The following is the exercise #24 in chapter 4 of Stein's Real Analysis.
Let $\{e_k\}$ be an orthonormal set in a Hilbert space $\mathcal H$. If $\{c_k\}$ is a sequence of positive real numbers such that $\sum c_k^2<\infty$, then the set $$A = \left\{ \sum_{k=1}^{\infty} a_ke_k :|a_k|\leq c_k \right\}$$ is compact in $H$.
I refered to this page and below is my trial.
Let $S_0 = \{(a_1,a_2,a_3,...):a_k \in \mathbb C, \sum_{k=1}^{\infty} a_k e_k \in A \}$, $f_n = \sum_{k=1}^{\infty} a_{n,k}e_k \in A$, and $A_1 = \{a_{n,1} \}_n$. $|a_{n,1}| \le c_1 \forall n$, so $A_1$ is a bounded sequence in $\mathbb C$. Then, there is a subsequence $\{a_{n_j,1} \}_j$ such that $\lim_{j\to \infty}a_{n_j,1} = b_1\quad (|b_1| \le |c_1|)$.
Let $S_1 = \{(a_1,a_2,a_3,...):a_1 \in A_1, S_1 \subset S_0 \}$, and $A_2 = \{a_{n,2} \}_n$....
Continuing this process inducively, $S_m$ can be obtained $(m \in \mathbb N)$ so that $S_{m+1} \subset S_m$ and $\lim_{j\to \infty}a_{n_j,k} = b_k \quad (|b_k| \le |c_k|), k = 1,...,m$. $\{a_{n_j,k}\}_j$ is a sequence of kth element of $S_m$.
Let $f_{n_j} = \sum_{k=1}^{\infty} a_{n_j,k}e_k$, and $f = \sum_{k=1}^{\infty} b_k e_k$.
Then, $\Vert f_{n_j} - f \Vert = \Vert \sum_k (a_{n_j,k}-b_k)e_k \Vert \le \sum_k \Vert (a_{n_j,k}-b_k)e_k \Vert = \sum_k |a_{n_j,k}-b_k|$
After then, I wanted to show that $\lim_{j\to\infty} \Vert f_{n_j} - f \Vert = 0$, but I found it difficult to show $$\lim_{j\to\infty}\sum_{k=1}^{\infty}|a_{n_j,k}-b_k| = 0$$
Any comments about my trial, whether my approach is correct or not, some errors if exists, how to finish this, or other better ideas, would be appreciated. Thank you.

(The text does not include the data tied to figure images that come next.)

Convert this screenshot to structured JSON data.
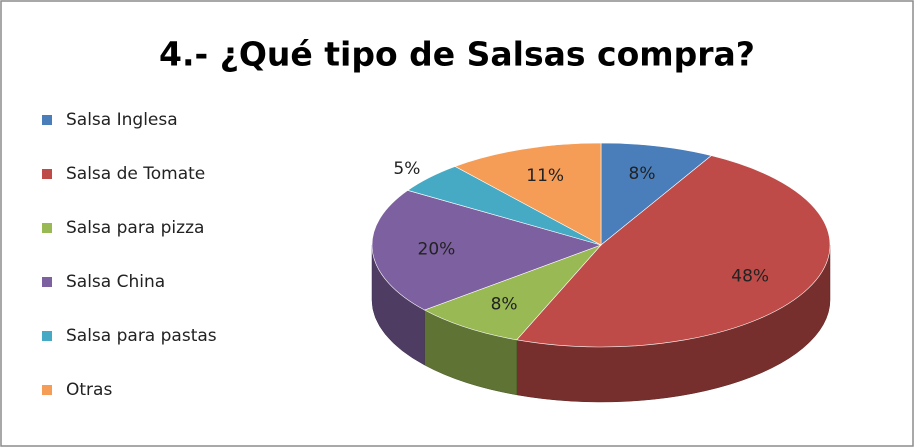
{
  "chart_data": {
    "type": "pie3d",
    "title": "4.- ¿Qué tipo de Salsas compra?",
    "categories": [
      "Salsa Inglesa",
      "Salsa de Tomate",
      "Salsa para pizza",
      "Salsa China",
      "Salsa para pastas",
      "Otras"
    ],
    "values": [
      8,
      48,
      8,
      20,
      5,
      11
    ],
    "value_labels": [
      "8%",
      "48%",
      "8%",
      "20%",
      "5%",
      "11%"
    ],
    "colors": [
      "#4a7ebb",
      "#be4b48",
      "#98b954",
      "#7d60a0",
      "#46aac5",
      "#f59d56"
    ],
    "legend": "left"
  }
}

The set $A$ can be described in a more convenient way as $$A=\left \{\sum_{k=1}^\infty x_kc_ke_k\,:\,|x_k|\le 1\right \}$$ The rest of the proof is standard but, in my opinion, slightly more transparent due to the modified description of $A.$
Let $u_n:=\sum_{k=1}^\infty x_k^{(n)}c_ke_k$ be a sequence in $A.$ Then $\{x^{(n)}_k\}_{n=1}^\infty$ form a family of sequences indexed by $k,$ all bounded by $1.$ By applying the diagonal method we get a subsquence $n_j$ such that $x^{(n_j)}_k$ is convergent for every $k.$ WLOG we may assume that $x^{(n)}_k$ is convergent for every $k.$ Let $x_k=\lim_n x^{(n)}_k.$ Then $|x_k|\le 1.$ Fix $\varepsilon>0.$ There exists $K$ such that $\sum_{k=K+1}^\infty c_k^2<\varepsilon ^2.$ Hence $$\left \|\sum_{k=1}^\infty x_k^{(n)}c_ke_k-\sum_{k=1}^\infty x_kc_ke_k\right \|\\ \le \sum_{k=1}^K |x_k^{(n)}-x_k|c_k+\left \|\sum_{k=K+1}^\infty x_k^{(n)}c_ke_k\right \|+\left \|\sum_{k=K+1}^\infty x_kc_ke_k\right \|\\ = \sum_{k=1}^K |x_k^{(n)}-x_k|c_k+\left (\sum_{k=K+1}^\infty |x_k^{(n)}|^2c_k^2\right )^{1/2}+\left (\sum_{k=K+1}^\infty |x_k|^2c_k^2\right)^{1/2} \\ \le \sum_{k=1}^K |x_k^{(n)}-x_k|c_k+2\varepsilon$$ Now the first finite sum is less than $\varepsilon$ if $n$ is large enough.